加藤房雄先生の本に、「ゲマインデ事典」というのが出て来て、ヴェーバーが土地問題・農業問題を扱う時に参照した統計資料のようです。原題は”Gemeindelexikon für das Königreich Preußen”です。インターネット上で現物を見られます。例えば、https://www.digitale-sammlungen.de/de/view/bsb11480933?page=12,13

これの中身の分類が、今日でいう地方自治体だけではなく、
Stadtgemeinden(都市型ゲマインデ)
Landgemeinden(農村型ゲマインデ)
Gutsbezirke(大土地所有領域)
となっています。都市ゲマインデがおそらく地方都市など、農村ゲマインデは多くは名前の通り、村でしょうが、その中には、昔のマルク共同体が単に名前を変えただけのものも多く含まれていて、旧マルク共同体の権利者集団が Realgemeinde / Altgemeindeとして新しいゲマインデの中でも依然として権利をそのまま保持した構成員として残っている例があります。

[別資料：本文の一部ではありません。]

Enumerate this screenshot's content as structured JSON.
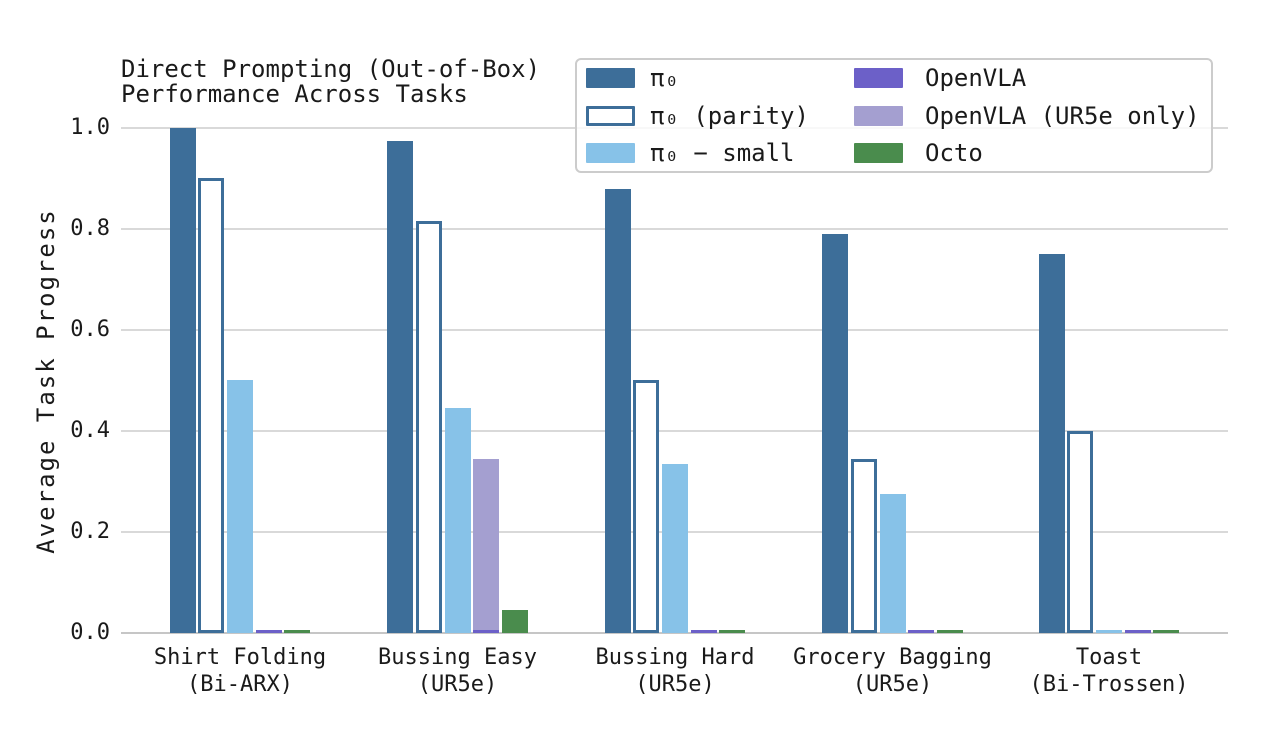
{
  "chart_data": {
    "type": "bar",
    "title_line1": "Direct Prompting (Out-of-Box)",
    "title_line2": "Performance Across Tasks",
    "ylabel": "Average Task Progress",
    "ylim": [
      0.0,
      1.0
    ],
    "yticks": [
      "0.0",
      "0.2",
      "0.4",
      "0.6",
      "0.8",
      "1.0"
    ],
    "grid": "horizontal",
    "legend_position": "top-right inside figure, 2 columns, semi-transparent box",
    "categories": [
      {
        "line1": "Shirt Folding",
        "line2": "(Bi-ARX)"
      },
      {
        "line1": "Bussing Easy",
        "line2": "(UR5e)"
      },
      {
        "line1": "Bussing Hard",
        "line2": "(UR5e)"
      },
      {
        "line1": "Grocery Bagging",
        "line2": "(UR5e)"
      },
      {
        "line1": "Toast",
        "line2": "(Bi-Trossen)"
      }
    ],
    "series": [
      {
        "name": "π₀",
        "style": "filled",
        "color": "#3d6e99",
        "slot": 0,
        "layer": 1,
        "values": [
          1.0,
          0.975,
          0.88,
          0.79,
          0.75
        ]
      },
      {
        "name": "π₀ (parity)",
        "style": "outline",
        "color": "#ffffff",
        "edge_color": "#3d6e99",
        "slot": 1,
        "layer": 1,
        "values": [
          0.9,
          0.815,
          0.5,
          0.345,
          0.4
        ]
      },
      {
        "name": "π₀ − small",
        "style": "filled",
        "color": "#87c2e8",
        "slot": 2,
        "layer": 1,
        "values": [
          0.5,
          0.445,
          0.335,
          0.275,
          0.005
        ]
      },
      {
        "name": "OpenVLA",
        "style": "filled",
        "color": "#6c60c8",
        "slot": 3,
        "layer": 2,
        "values": [
          0.005,
          0.005,
          0.005,
          0.005,
          0.005
        ]
      },
      {
        "name": "OpenVLA (UR5e only)",
        "style": "filled",
        "color": "#a49fd0",
        "slot": 3,
        "layer": 1,
        "values": [
          null,
          0.345,
          0.005,
          0.005,
          null
        ]
      },
      {
        "name": "Octo",
        "style": "filled",
        "color": "#4a8c4d",
        "slot": 4,
        "layer": 1,
        "values": [
          0.005,
          0.045,
          0.005,
          0.005,
          0.005
        ]
      }
    ],
    "legend_columns": [
      [
        0,
        1,
        2
      ],
      [
        3,
        4,
        5
      ]
    ],
    "note": "OpenVLA and OpenVLA (UR5e only) share the 4th bar slot in each group"
  },
  "colors": {
    "background": "#ffffff",
    "grid": "#d9d9d9",
    "axis_line": "#c6c6c6",
    "text": "#1a1a1a",
    "legend_border": "#cccccc"
  }
}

これだけを見ても、折原浩の間違った説明「ゲマインデは地域ゲマインシャフトでゲゼルシャフト化を契機としたもの」という説明がおかしいことは明らかです。ヴェーバーはゲマインデについて何か新しい定義を与えたりはしておらず、当時の歴史的実体としてのゲマインデを使っていることに再度注意すべきです。また、地方自治体とはまったく関係のない大地主の所領も含めて全体でゲマインデとしていることにも注意すべきです。
ただStadtgemeindenのここでの使い方を見て、「宗教ゲマインシャフテン」に出てくるのはやっぱり「都市ゲマインデ」でいいんだ、と勝手に勘違いされると困りますが。(笑)宗教ゲマインシャフテンに出てくるStadtgemeindeは明らかに一つの都市がある教団の拠点化することですから。